Chongqing Hot Pot

Yield: 6 servings


  • 250 gm  (8 oz) boneless skinless chicken breast thinly sliced
  • 250 gm  (8 oz) beef tenderloin sliced very thin
  • 250 gm  (8 oz)  shrimp peeled, deveined
  • 30 gm (1 oz) assorted dried mushrooms soaked in hot water for 25 minutes
  • ¼ small napa cabbage head thinly sliced
  • 40 gm (1 ½ oz) bean thread noodles soaked in cold water to cover for 10 minutes, drained and cut into 4" lengths
  •  1 cup bean sprouts
  •  Chili oil (optional)
  •  Freshly-ground Sichuan pepper (optional)
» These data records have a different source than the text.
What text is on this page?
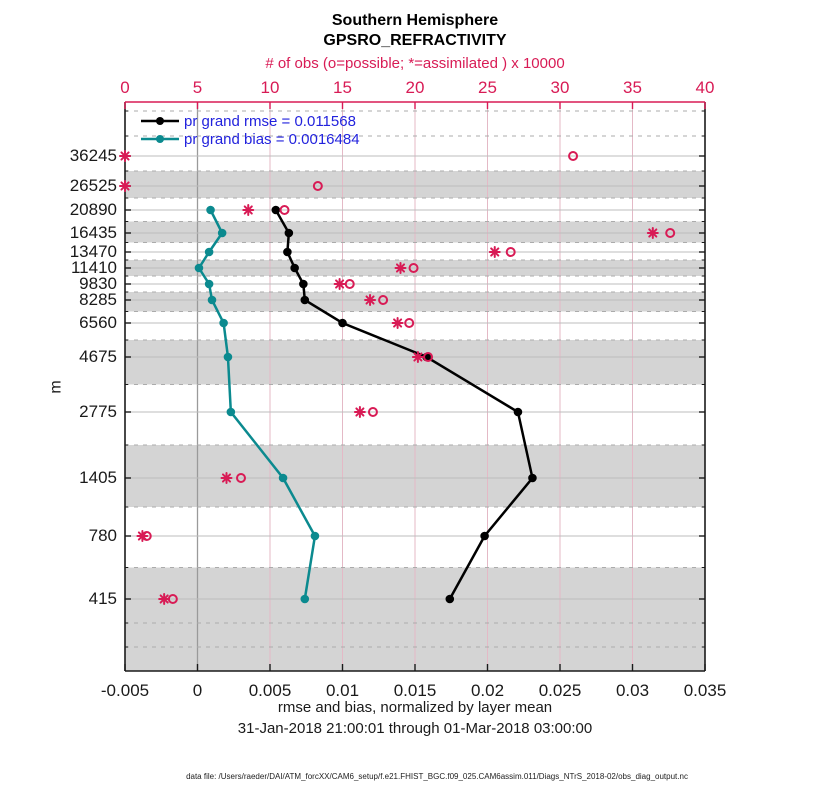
Southern Hemisphere
GPSRO_REFRACTIVITY
# of obs (o=possible; *=assimilated ) x 10000
m
rmse and bias, normalized by layer mean
31-Jan-2018 21:00:01 through 01-Mar-2018 03:00:00
data file: /Users/raeder/DAI/ATM_forcXX/CAM6_setup/f.e21.FHIST_BGC.f09_025.CAM6assim.011/Diags_NTrS_2018-02/obs_diag_output.nc
pr grand rmse = 0.011568
pr grand bias = 0.0016484
-0.005	0	0.005 0.01 0.015 0.02 0.025 0.03 0.035
0	5	10	15	20	25	30	35	40
36245
26525
20890
16435
13470
11410
9830
8285
6560
4675
2775
1405
780
415
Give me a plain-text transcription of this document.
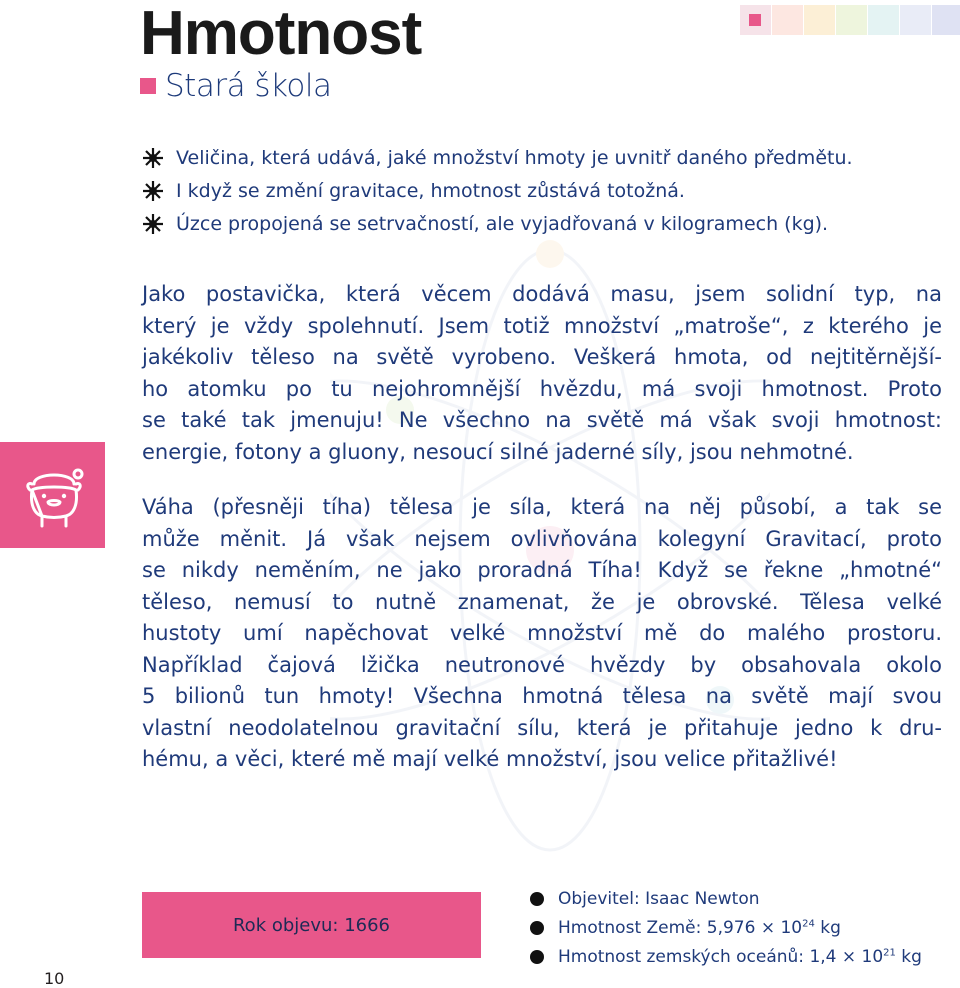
Hmotnost
Stará škola
Veličina, která udává, jaké množství hmoty je uvnitř daného předmětu.
I když se změní gravitace, hmotnost zůstává totožná.
Úzce propojená se setrvačností, ale vyjadřovaná v kilogramech (kg).
Jako postavička, která věcem dodává masu, jsem solidní typ, na
který je vždy spolehnutí. Jsem totiž množství „matroše“, z kterého je
jakékoliv těleso na světě vyrobeno. Veškerá hmota, od nejtitěrnější-
ho atomku po tu nejohromnější hvězdu, má svoji hmotnost. Proto
se také tak jmenuju! Ne všechno na světě má však svoji hmotnost:
energie, fotony a gluony, nesoucí silné jaderné síly, jsou nehmotné.
Váha (přesněji tíha) tělesa je síla, která na něj působí, a tak se
může měnit. Já však nejsem ovlivňována kolegyní Gravitací, proto
se nikdy neměním, ne jako proradná Tíha! Když se řekne „hmotné“
těleso, nemusí to nutně znamenat, že je obrovské. Tělesa velké
hustoty umí napěchovat velké množství mě do malého prostoru.
Například čajová lžička neutronové hvězdy by obsahovala okolo
5 bilionů tun hmoty! Všechna hmotná tělesa na světě mají svou
vlastní neodolatelnou gravitační sílu, která je přitahuje jedno k dru-
hému, a věci, které mě mají velké množství, jsou velice přitažlivé!
Rok objevu: 1666
Objevitel: Isaac Newton
Hmotnost Země: $5,976 \times 10^{24}$ kg
Hmotnost zemských oceánů: $1,4 \times 10^{21}$ kg
10
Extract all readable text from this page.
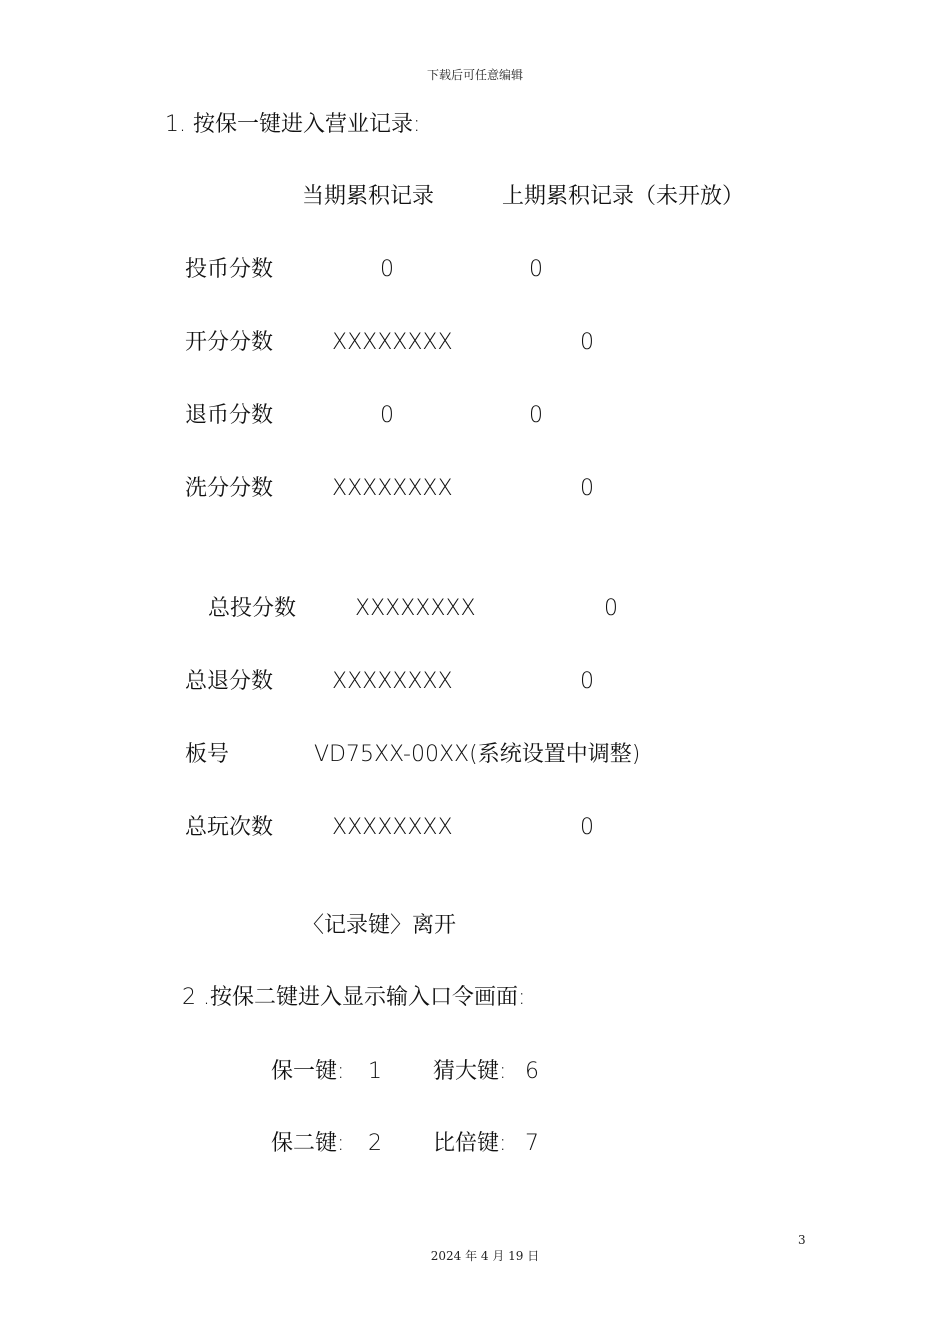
下载后可任意编辑
1. 按保一键进入营业记录:
当期累积记录	上期累积记录（未开放）
投币分数	0	0
开分分数	XXXXXXXX	0
退币分数	0	0
洗分分数	XXXXXXXX	0
总投分数	XXXXXXXX	0
总退分数	XXXXXXXX	0
板号	VD75XX-00XX(系统设置中调整)
总玩次数	XXXXXXXX	0
〈记录键〉离开
2 .按保二键进入显示输入口令画面:
保一键: 1 猜大键: 6
保二键: 2 比倍键: 7
3
2024 年 4 月 19 日
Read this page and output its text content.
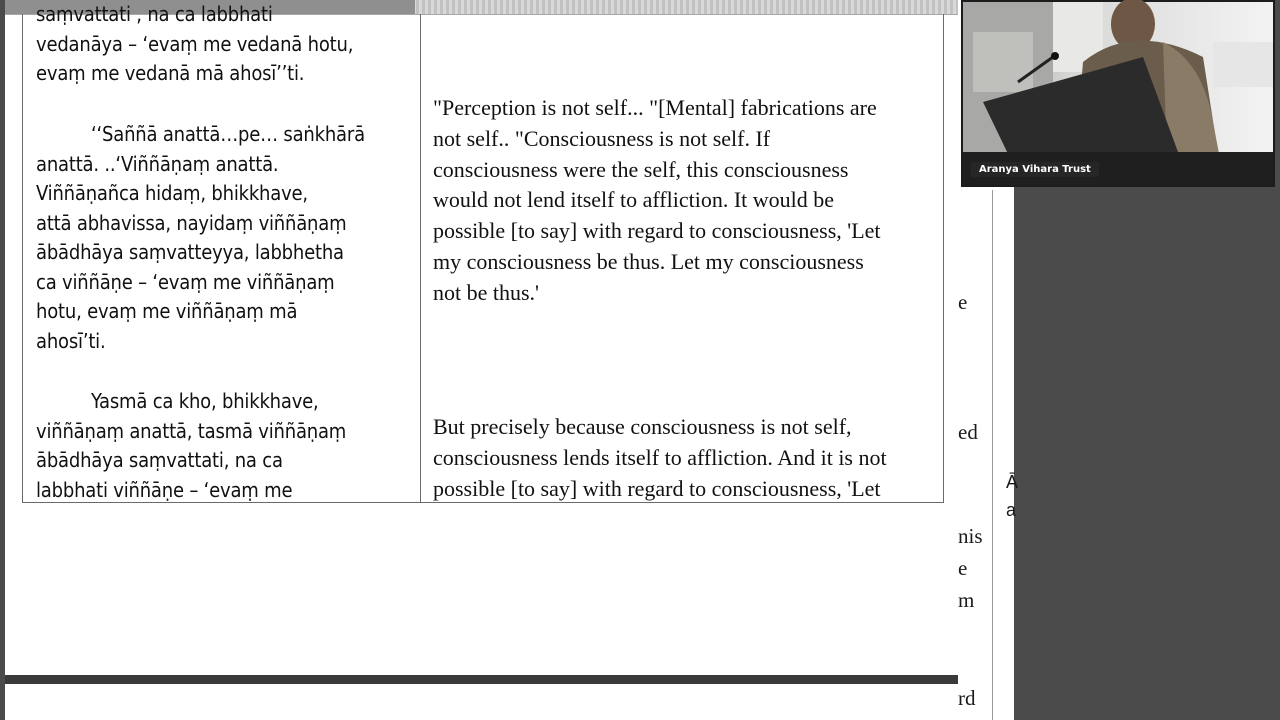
e
ed
nis
e
m
rd
Ā
a
saṃvattati , na ca labbhati
vedanāya – ‘evaṃ me vedanā hotu,
evaṃ me vedanā mā ahosī’’ti.
‘‘Saññā anattā…pe… saṅkhārā
anattā. ..‘Viññāṇaṃ anattā.
Viññāṇañca hidaṃ, bhikkhave,
attā abhavissa, nayidaṃ viññāṇaṃ
ābādhāya saṃvatteyya, labbhetha
ca viññāṇe – ‘evaṃ me viññāṇaṃ
hotu, evaṃ me viññāṇaṃ mā
ahosī’ti.
Yasmā ca kho, bhikkhave,
viññāṇaṃ anattā, tasmā viññāṇaṃ
ābādhāya saṃvattati, na ca
labbhati viññāṇe – ‘evaṃ me
"Perception is not self... "[Mental] fabrications are
not self.. "Consciousness is not self. If
consciousness were the self, this consciousness
would not lend itself to affliction. It would be
possible [to say] with regard to consciousness, 'Let
my consciousness be thus. Let my consciousness
not be thus.'
But precisely because consciousness is not self,
consciousness lends itself to affliction. And it is not
possible [to say] with regard to consciousness, 'Let
Aranya Vihara Trust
  • 2 litres (2 qrts) water
  • 30 ml (2 tbsp) rice wine
  • 45 ml (3 tbsp) black bean-garlic sauce
  • 30 ml ( 2 tbsp) light soy sauce
  • 2 teaspoons salt
  • Hot bean sauce to taste (optional)


  1. Arrange the chicken, beef and shrimp on a serving platter. Drain the mushrooms and remove and discard the stems. Squeeze out the excess water and arrange on a platter with the cabbage, noodles and bean sprouts. Place the chili oil and Sichuan pepper in small dipping bowls.
  2. To prepare the hot pot, in a large fondue pot over high heat, bring the water to a boil. Reduce the heat to medium-high and add the rice wine, black bean-garlic sauce, soy sauce, salt and hot bean sauce. Simmer for 4 to 5 minutes, skimming off any froth that accumulates on the surface.
  3. Using pot holders, carefully place the fondue pot with the hot broth on the stand and keep warm according to the manufacturer's instructions.
  4. Instruct guests to skewer their own selection of meats and shrimp, 1 or 2 pieces at a time, onto fondue forks, then cook in the hot stock. Guests may want to dip the cooked food in the chili oil or Sichuan pepper before eating. (Be sure to remove the food from the hot fork before eating.) When all the meat and shrimp have been cooked and eaten, add the mushrooms, cabbage, noodles and bean sprouts to the stock and heat through. Ladle into bowls and eat as a soup.